では、社会主義が崩壊してどうなったのか? 社会民主主義者の出番になったのだろうか? 全く異なっていた。社会主義の崩壊は、自由な社会の勝利であったと共に、それは資本主義の勝利であった。世界中がグローバルな市場競争に覆われ、アメリカ主導のIT革命や投機的な金融市場の展開によって、まさしく資本主義が凱旋したのである。しかし、それでどうなったのだろうか? “資本”が瞬時にして世界中を動きまわり、“資本”の増殖を求めて、個人も企業も国家も、果てしない競争にのめり込んでしまった。共産党が支配する筈の中国までもが、“資本”の競争に国家ぐるみで参入しているのだ。これが冷戦以降の世界の実態である。それを我々は“新自由主義”等という。しかし、この現実はまた、別種の全体主義ではないかと言いたくもなる。資本の増殖を求めるグローバルな市場競争というメカニズムが、あまりに我々の生を圧迫しているからである。競争・効率性・自己責任・能力主義の支配する世界へ、我々は囲い込まれている。確かに、ありあまるほどの自由はあるし、SNSを使って何でも表現でき、何でも売買できる。とてつもない自由社会であることは間違いない。しかし同時に、この自由社会は、我々を過剰なまでの競争に駆り立て、過剰なまでの情報の中に投げ込み、メディアやSNSを通じて、我々は他人のスキャンダルを暴き立て、気にくわない者を誹謗し、少しの失態を犯した者の責任を追及する。実に不寛容な相互監視社会へと雪崩れ込んでいる。これもまた、一種の全体主義と言わねばならない。

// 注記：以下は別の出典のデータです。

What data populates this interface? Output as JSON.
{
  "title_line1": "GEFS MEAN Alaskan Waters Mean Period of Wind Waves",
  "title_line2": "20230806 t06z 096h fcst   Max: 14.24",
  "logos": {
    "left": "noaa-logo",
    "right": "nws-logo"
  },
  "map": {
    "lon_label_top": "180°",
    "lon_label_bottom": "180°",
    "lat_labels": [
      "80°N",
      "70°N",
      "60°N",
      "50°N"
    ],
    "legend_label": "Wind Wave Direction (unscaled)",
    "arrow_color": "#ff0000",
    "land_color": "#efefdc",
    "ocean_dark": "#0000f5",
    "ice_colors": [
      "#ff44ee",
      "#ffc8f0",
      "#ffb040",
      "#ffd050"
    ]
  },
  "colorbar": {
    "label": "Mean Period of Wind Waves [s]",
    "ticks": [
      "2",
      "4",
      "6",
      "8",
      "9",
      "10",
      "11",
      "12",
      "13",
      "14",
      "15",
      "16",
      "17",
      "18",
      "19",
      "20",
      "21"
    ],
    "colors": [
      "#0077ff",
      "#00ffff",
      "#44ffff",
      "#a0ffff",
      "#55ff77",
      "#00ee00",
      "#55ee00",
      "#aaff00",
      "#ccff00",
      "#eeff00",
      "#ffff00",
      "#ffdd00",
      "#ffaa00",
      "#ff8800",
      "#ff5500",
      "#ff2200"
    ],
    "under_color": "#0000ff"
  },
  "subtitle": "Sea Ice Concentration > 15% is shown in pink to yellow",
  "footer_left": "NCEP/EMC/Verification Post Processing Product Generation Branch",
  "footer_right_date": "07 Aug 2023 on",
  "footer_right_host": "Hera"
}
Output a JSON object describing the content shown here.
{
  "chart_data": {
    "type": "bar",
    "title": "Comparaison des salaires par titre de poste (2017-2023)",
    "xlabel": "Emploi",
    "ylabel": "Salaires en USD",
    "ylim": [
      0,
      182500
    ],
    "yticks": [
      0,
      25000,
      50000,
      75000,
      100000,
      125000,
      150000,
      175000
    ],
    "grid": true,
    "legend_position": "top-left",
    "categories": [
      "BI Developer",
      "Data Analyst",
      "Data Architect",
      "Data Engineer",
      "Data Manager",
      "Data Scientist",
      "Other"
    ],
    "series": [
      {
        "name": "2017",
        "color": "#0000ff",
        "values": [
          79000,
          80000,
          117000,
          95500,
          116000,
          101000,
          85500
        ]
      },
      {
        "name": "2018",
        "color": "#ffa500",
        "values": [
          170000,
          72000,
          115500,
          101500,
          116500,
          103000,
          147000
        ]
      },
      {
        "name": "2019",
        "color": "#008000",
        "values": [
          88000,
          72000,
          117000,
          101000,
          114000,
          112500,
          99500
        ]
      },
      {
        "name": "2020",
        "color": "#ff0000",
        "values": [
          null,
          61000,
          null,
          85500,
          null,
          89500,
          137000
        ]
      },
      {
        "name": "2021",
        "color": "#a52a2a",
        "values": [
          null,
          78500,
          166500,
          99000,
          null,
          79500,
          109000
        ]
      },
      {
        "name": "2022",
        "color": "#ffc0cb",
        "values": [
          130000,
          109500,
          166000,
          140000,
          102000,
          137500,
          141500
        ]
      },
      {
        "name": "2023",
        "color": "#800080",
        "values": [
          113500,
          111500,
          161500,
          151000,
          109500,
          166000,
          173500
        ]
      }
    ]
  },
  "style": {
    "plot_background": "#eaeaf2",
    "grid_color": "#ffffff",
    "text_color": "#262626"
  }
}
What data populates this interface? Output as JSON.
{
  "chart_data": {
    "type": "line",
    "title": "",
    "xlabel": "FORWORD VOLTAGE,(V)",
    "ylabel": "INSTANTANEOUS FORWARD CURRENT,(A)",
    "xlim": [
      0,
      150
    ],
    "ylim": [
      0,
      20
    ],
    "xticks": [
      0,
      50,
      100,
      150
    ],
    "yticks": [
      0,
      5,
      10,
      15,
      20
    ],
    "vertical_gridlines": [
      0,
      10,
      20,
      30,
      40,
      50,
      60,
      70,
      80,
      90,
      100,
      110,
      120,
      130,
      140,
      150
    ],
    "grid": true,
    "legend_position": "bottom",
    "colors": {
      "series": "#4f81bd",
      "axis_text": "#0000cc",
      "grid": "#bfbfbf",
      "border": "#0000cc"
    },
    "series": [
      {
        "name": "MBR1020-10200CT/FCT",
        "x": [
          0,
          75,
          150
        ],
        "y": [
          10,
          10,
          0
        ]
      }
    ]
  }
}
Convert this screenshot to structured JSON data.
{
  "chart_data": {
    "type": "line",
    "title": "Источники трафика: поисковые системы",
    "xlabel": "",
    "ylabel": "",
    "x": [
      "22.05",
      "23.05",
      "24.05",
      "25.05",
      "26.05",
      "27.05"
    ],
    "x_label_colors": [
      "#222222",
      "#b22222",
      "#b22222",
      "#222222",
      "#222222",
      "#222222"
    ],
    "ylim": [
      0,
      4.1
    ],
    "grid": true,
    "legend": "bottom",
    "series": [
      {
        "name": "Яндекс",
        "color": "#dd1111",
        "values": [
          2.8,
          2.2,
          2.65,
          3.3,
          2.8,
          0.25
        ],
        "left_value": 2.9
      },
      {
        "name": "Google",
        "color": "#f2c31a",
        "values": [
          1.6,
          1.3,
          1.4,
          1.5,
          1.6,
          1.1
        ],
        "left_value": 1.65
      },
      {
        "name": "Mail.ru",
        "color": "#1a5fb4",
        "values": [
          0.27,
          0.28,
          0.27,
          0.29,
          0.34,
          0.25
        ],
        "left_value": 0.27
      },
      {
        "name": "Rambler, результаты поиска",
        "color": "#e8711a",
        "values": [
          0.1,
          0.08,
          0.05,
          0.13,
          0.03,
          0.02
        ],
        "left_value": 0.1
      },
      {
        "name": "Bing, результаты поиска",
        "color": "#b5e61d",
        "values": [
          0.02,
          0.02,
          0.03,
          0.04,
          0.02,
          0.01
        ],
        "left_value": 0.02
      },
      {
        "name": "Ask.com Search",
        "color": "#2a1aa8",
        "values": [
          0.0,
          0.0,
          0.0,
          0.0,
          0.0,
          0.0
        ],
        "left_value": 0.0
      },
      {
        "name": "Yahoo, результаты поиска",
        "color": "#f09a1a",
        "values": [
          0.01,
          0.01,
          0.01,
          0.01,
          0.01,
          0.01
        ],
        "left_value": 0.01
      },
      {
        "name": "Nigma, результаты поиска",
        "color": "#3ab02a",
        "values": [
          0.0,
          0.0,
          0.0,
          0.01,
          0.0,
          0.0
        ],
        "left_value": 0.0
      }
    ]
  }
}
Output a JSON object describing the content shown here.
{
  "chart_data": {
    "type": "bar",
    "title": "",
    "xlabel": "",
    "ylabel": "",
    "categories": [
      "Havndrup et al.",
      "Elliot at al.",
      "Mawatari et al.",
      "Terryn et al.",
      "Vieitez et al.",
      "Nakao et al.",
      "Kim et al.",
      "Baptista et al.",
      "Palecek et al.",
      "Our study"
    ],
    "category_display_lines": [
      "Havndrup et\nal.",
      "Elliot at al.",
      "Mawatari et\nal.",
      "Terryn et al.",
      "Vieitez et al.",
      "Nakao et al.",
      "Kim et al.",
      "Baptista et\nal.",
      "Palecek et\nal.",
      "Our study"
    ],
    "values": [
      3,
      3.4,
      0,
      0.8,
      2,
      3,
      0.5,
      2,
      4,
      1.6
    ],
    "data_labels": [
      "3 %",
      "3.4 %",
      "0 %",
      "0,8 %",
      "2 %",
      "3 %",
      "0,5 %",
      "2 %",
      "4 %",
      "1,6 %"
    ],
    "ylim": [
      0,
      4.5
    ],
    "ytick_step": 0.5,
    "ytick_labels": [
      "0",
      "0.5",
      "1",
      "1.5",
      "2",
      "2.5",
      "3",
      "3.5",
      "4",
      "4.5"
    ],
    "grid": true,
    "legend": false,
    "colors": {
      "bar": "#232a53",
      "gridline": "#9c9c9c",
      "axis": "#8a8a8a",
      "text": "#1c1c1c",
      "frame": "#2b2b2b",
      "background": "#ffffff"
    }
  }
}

私は社会主義にシンパシーを持ったことは一度もない。しかし、“社会”が極めて大事だとはずっと思っている。“社会(ソサエティー)”とは、例えば福沢諭吉を引き合いに出せば、“人間交際”のことである。“社交”と言ってもよい。それは、人々の間の繋がりであるが、その繋がりは、今日のSNSのようなバーチャルな、若しくは瞬時的でどこか虚構めいた繋がりではない。相互に信頼できる人の間に生まれる繋がりである。或いは、相互に信頼を生み出そうとするような繋がりである。顔の見える繋がりと言ってもよいだろう。そこで初めて、人々が共有できるような倫理や道徳も成立する。家族・地域・学校・組織・企業、それに様々な仲間の集まりやサロンや社交の場が、嘗てはそれなりに機能していた。様々な葛藤や矛盾を含みながらも、多くの人は、何らかの場に属して、そこで“人間交際”をやっていた。こうした“人間交際”の重層化されたものが“社会”である。だから、社会は一定の倫理的価値を保ち得たのである。このような“社会的(ソシエタル)なもの”を重視するという意味では、私はずっと“社会”主義(※ソシエタリズム)に共感してきた。それは“社会主義(ソシアリズム)”ではない。しかしまた、新自由主義的な資本主義でもない。ところが、社会主義が崩壊し、冷戦が一応終了し、新自由主義とグローバル競争の時代になって、“社会的なもの”までもが崩壊している。家族や地域は、ずたずたになっている。学校も機能しなくなっている。組織も成果主義や自己責任で窮屈になっている。“社交”の場である筈の居酒屋も煩くてしょうがない。もっと大きく言えば、過剰なまでの市場競争と情報社会化が、“社会的なもの”の崩壊を促しているように見えるのだ。それを立て直すのは難しい。しかし、我々の日常生活がごく自然に多様な“人間交際”によって成り立っているという当然のことを思い起こせば、“社会”の復権にも然程悲観的になる必要もないのかもしれない。


佐伯啓思(さえき・けいし) 1949年生まれ。京都大学名誉教授。保守の立場から様々な事象を論じる。著書に『反・幸福論』(新潮新書)等。